Junk Bond
Financial term in the Investing category
Definition
A high-yield bond with a credit rating below investment grade (BB or lower), issued by companies with higher default risk. Junk bonds offer significantly higher interest rates to compensate investors for the increased risk of the issuer failing to repay.
Related Terms
Corporate Bond
A debt security issued by a corporation to raise capital, paying regular interest to bondholders. Corporate bonds offer higher yields than government bonds but carry more risk. Credit ratings from agencies like Moody's and S&P indicate default risk.
Bond
A fixed-income investment where an investor loans money to an entity (government or corporation) that borrows the funds for a defined period at a fixed interest rate.
Yield
The income return on an investment, expressed as a percentage. For bonds, it's the interest payment divided by the price. For stocks, it's the annual dividend divided by the stock price.
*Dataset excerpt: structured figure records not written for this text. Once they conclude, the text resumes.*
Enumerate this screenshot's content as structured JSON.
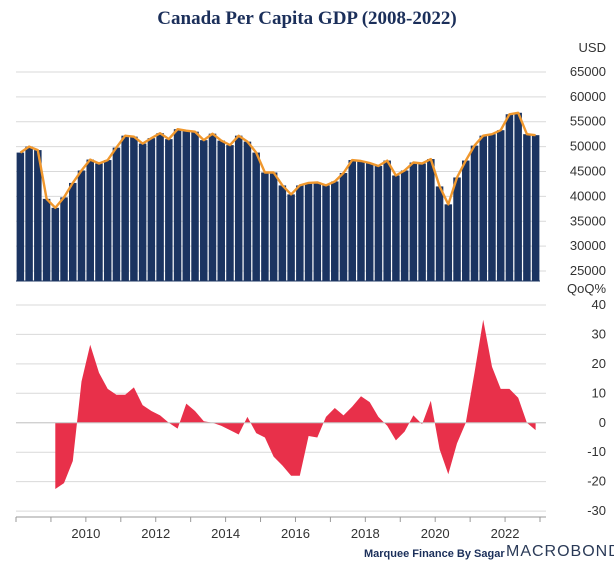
{
  "title": "Canada Per Capita GDP (2008-2022)",
  "credit": "Marquee Finance By Sagar",
  "logo": "MACROBOND",
  "chart_data": [
    {
      "type": "bar",
      "subtype": "bar-with-line-overlay",
      "unit_label": "USD",
      "start_quarter": "2008Q1",
      "ylim": [
        23000,
        67000
      ],
      "yticks": [
        25000,
        30000,
        35000,
        40000,
        45000,
        50000,
        55000,
        60000,
        65000
      ],
      "bar_color": "#1b3461",
      "line_color": "#f0982e",
      "values": [
        48800,
        50000,
        49300,
        39500,
        37700,
        39800,
        42700,
        45200,
        47400,
        46600,
        47300,
        49800,
        52200,
        52000,
        50600,
        51700,
        52700,
        51500,
        53500,
        53200,
        53000,
        51300,
        52600,
        51200,
        50300,
        52200,
        51000,
        48800,
        44800,
        44800,
        42200,
        40400,
        42200,
        42700,
        42800,
        42200,
        43000,
        44700,
        47300,
        47100,
        46700,
        46100,
        47200,
        44200,
        45200,
        46800,
        46600,
        47500,
        42000,
        38400,
        43800,
        47200,
        50200,
        52200,
        52500,
        53300,
        56500,
        56800,
        52500,
        52300
      ]
    },
    {
      "type": "area",
      "unit_label": "QoQ%",
      "ylim": [
        -32,
        41
      ],
      "yticks": [
        -30,
        -20,
        -10,
        0,
        10,
        20,
        30,
        40
      ],
      "fill_color": "#e8304a",
      "x_tick_labels": [
        "2010",
        "2012",
        "2014",
        "2016",
        "2018",
        "2020",
        "2022"
      ],
      "x_tick_years": [
        2010,
        2012,
        2014,
        2016,
        2018,
        2020,
        2022
      ],
      "values": [
        null,
        null,
        null,
        null,
        -22.5,
        -20.5,
        -13,
        14,
        26.5,
        17,
        11.5,
        9.5,
        9.5,
        12,
        6,
        4,
        2.5,
        0,
        -2,
        6.5,
        4,
        0.5,
        0,
        -1,
        -2.5,
        -4,
        2,
        -3.5,
        -5,
        -11.5,
        -14.5,
        -18,
        -18,
        -4.5,
        -5,
        2,
        5,
        2.5,
        5.5,
        9,
        7,
        2,
        -1,
        -6,
        -3,
        2.5,
        -0.5,
        7.5,
        -9,
        -17.5,
        -7,
        0,
        17,
        35,
        19,
        11.5,
        11.5,
        8.5,
        0,
        -2.5
      ]
    }
  ]
}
Frequently Asked Questions
What is Junk Bond?
A high-yield bond with a credit rating below investment grade (BB or lower), issued by companies with higher default risk. Junk bonds offer significantly higher interest rates to compensate investors for the increased risk of the issuer failing to repay.
Why is Junk Bond important in personal finance?
Junk Bond is an important investing concept that helps individuals make better financial decisions. Understanding Junk Bond can improve your financial planning and help you achieve your money goals.
How does Junk Bond relate to Corporate Bond?
Junk Bond and Corporate Bond are related financial concepts. A debt security issued by a corporation to raise capital, paying regular interest to bondholders. Corporate bonds offer higher yields than government bonds but carry more risk. Credit ratings from agencies like Moody's and S&P indicate default risk.